I was less than thrilled when the mockingbird started blowing like a cantankerous, old doe. There’s not a sound I hate to hear more than the blowing of a doe, and it went on for what felt like half an hour. I swear I even saw that mockingbird stomp his foot once. When he snort wheezed like a mature buck, though, I knew where I’d be sitting come fall. The spot might have been too thick for turkey but it was ideal whitetail habitat. I stood up to look at what limbs I’d have to trim from the tree behind me and wound up spooking off the mockingbird.

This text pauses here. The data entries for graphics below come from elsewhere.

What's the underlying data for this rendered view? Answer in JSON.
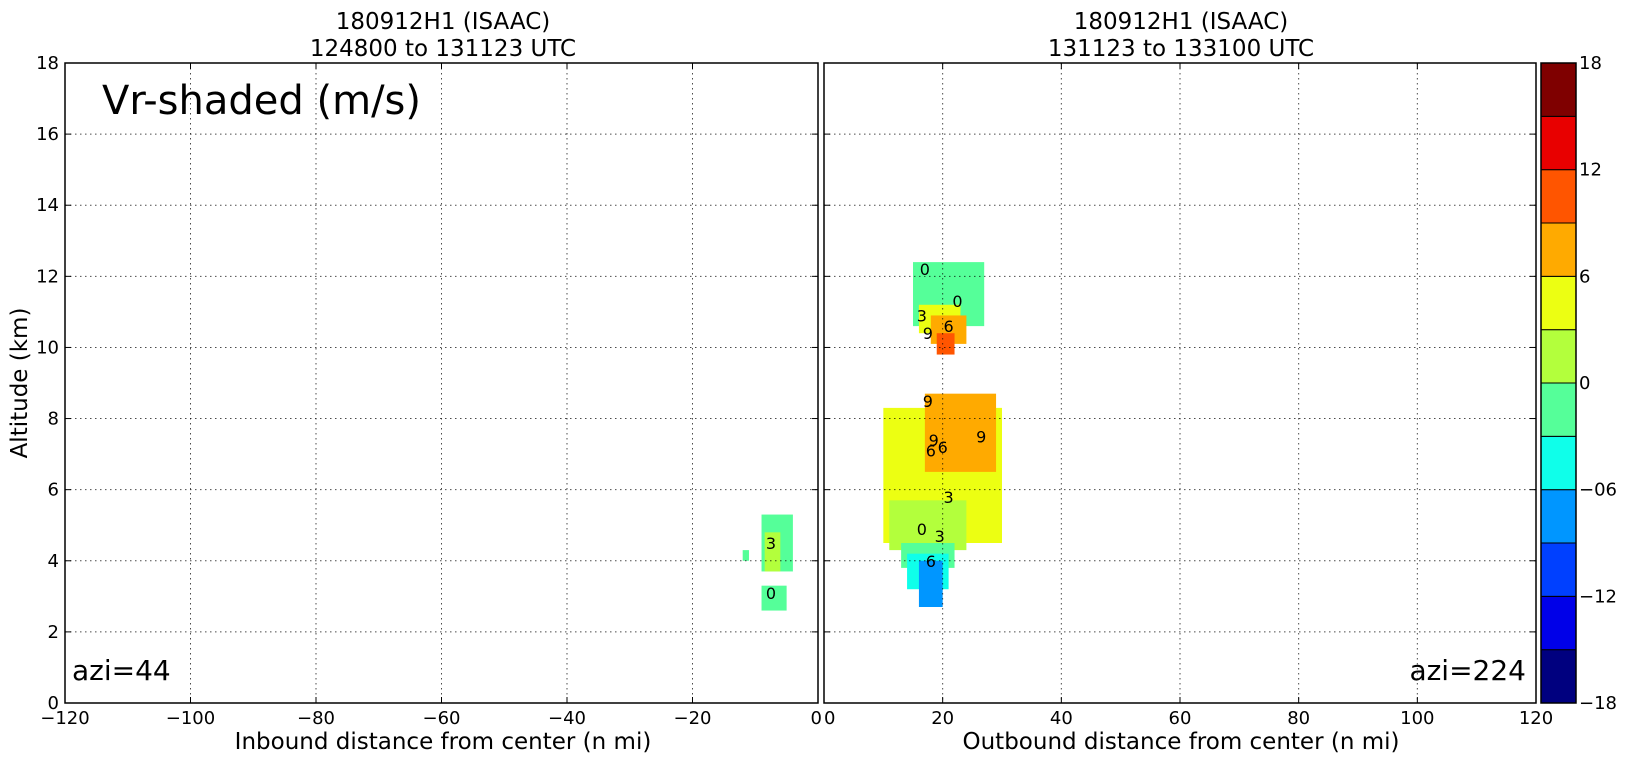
{
  "chart_data": [
    {
      "type": "heatmap",
      "panel": "left",
      "title": "180912H1 (ISAAC)",
      "subtitle": "124800 to 131123 UTC",
      "xlabel": "Inbound distance from center (n mi)",
      "ylabel": "Altitude (km)",
      "xlim": [
        -120,
        0
      ],
      "ylim": [
        0,
        18
      ],
      "x_ticks": [
        "−120",
        "−100",
        "−80",
        "−60",
        "−40",
        "−20",
        "0"
      ],
      "y_ticks": [
        "0",
        "2",
        "4",
        "6",
        "8",
        "10",
        "12",
        "14",
        "16",
        "18"
      ],
      "grid": true,
      "field_label": "Vr-shaded (m/s)",
      "annotation": "azi=44",
      "contour_labels": [
        "3",
        "0"
      ],
      "regions": [
        {
          "x": [
            -9,
            -4
          ],
          "y": [
            3.7,
            5.3
          ],
          "value": 0.5,
          "color": "#55ff99"
        },
        {
          "x": [
            -8.5,
            -6
          ],
          "y": [
            3.7,
            4.8
          ],
          "value": 4,
          "color": "#b3ff3c"
        },
        {
          "x": [
            -9,
            -5
          ],
          "y": [
            2.6,
            3.3
          ],
          "value": 0.5,
          "color": "#55ff99"
        },
        {
          "x": [
            -12,
            -11
          ],
          "y": [
            4.0,
            4.3
          ],
          "value": 0.5,
          "color": "#55ff99"
        }
      ]
    },
    {
      "type": "heatmap",
      "panel": "right",
      "title": "180912H1 (ISAAC)",
      "subtitle": "131123 to 133100 UTC",
      "xlabel": "Outbound distance from center (n mi)",
      "xlim": [
        0,
        120
      ],
      "ylim": [
        0,
        18
      ],
      "x_ticks": [
        "0",
        "20",
        "40",
        "60",
        "80",
        "100",
        "120"
      ],
      "grid": true,
      "annotation": "azi=224",
      "contour_labels": [
        "0",
        "0",
        "3",
        "6",
        "9",
        "9",
        "6",
        "9",
        "9",
        "6",
        "3",
        "0",
        "3",
        "6"
      ],
      "regions": [
        {
          "x": [
            15,
            27
          ],
          "y": [
            10.6,
            12.4
          ],
          "value": 0.5,
          "color": "#55ff99"
        },
        {
          "x": [
            16,
            23
          ],
          "y": [
            10.4,
            11.2
          ],
          "value": 4.5,
          "color": "#ecff12"
        },
        {
          "x": [
            18,
            24
          ],
          "y": [
            10.1,
            10.9
          ],
          "value": 7.5,
          "color": "#ffaa00"
        },
        {
          "x": [
            19,
            22
          ],
          "y": [
            9.8,
            10.4
          ],
          "value": 10.5,
          "color": "#ff5500"
        },
        {
          "x": [
            10,
            30
          ],
          "y": [
            4.5,
            8.3
          ],
          "value": 4.5,
          "color": "#ecff12"
        },
        {
          "x": [
            17,
            29
          ],
          "y": [
            6.5,
            8.7
          ],
          "value": 7.5,
          "color": "#ffaa00"
        },
        {
          "x": [
            11,
            24
          ],
          "y": [
            4.3,
            5.7
          ],
          "value": 1.5,
          "color": "#b3ff3c"
        },
        {
          "x": [
            13,
            22
          ],
          "y": [
            3.8,
            4.5
          ],
          "value": -1.5,
          "color": "#55ff99"
        },
        {
          "x": [
            14,
            21
          ],
          "y": [
            3.2,
            4.2
          ],
          "value": -4.5,
          "color": "#0fffea"
        },
        {
          "x": [
            16,
            20
          ],
          "y": [
            2.7,
            4.0
          ],
          "value": -7.5,
          "color": "#0096ff"
        }
      ]
    }
  ],
  "colorbar": {
    "type": "colorbar",
    "vmin": -18,
    "vmax": 18,
    "step": 3,
    "tick_labels": [
      "18",
      "12",
      "6",
      "0",
      "−06",
      "−12",
      "−18"
    ],
    "tick_values": [
      18,
      12,
      6,
      0,
      -6,
      -12,
      -18
    ],
    "colors": [
      "#00007f",
      "#0000e8",
      "#0040ff",
      "#0096ff",
      "#0fffea",
      "#55ff99",
      "#b3ff3c",
      "#ecff12",
      "#ffaa00",
      "#ff5500",
      "#e80000",
      "#7f0000"
    ]
  }
}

Fifteen minutes later, I was still thinking about deer season when I heard the sounding call of a hen turkey, a call I immediately answered with one of my own. We carried on a brief conversation of yelp and cluck, and then all went quiet and still. A thundering gobble shattered the silence, and I instinctively shouldered my shotgun, sure that a shot was at hand. Another gobble had me picking through brush and branches for the glimpse of a red head. He had to be close! A third gobble betrayed the bird’s location, but it wasn’t a tom turkey that stepped out. Instead, that blasted mockingbird bounced from the brush to a branch above my head. He glanced down at me, cocked his head to one side, and gobbled again.

I shook my own head in disbelief and then reminded myself that mockingbirds only mimic what they hear. There were turkeys around here somewhere. Already racking my brain for a clearing I might have missed on the topographic map, I was snapped out of my thoughts when the mockingbird grunted like a feral hog. That grunt in the gathering dark got me to thinking about the long walk ahead of me so I jumped to my feet to get one last look at the bird before heading for the truck. I took a step closer, and he popped his jaws at me like a momma bear does when something messes with her cubs. Where in the world had this bird been? I took a step back when he parroted the rattle of a diamondback and another when he screamed like a mountain lion. But it was the last call he made that made me turn and run for the safety of civilization. Because any man brave enough to stay in the woods with a mockingbird that can imitate the pump action of a 12 gauge shotgun is a braver man than me.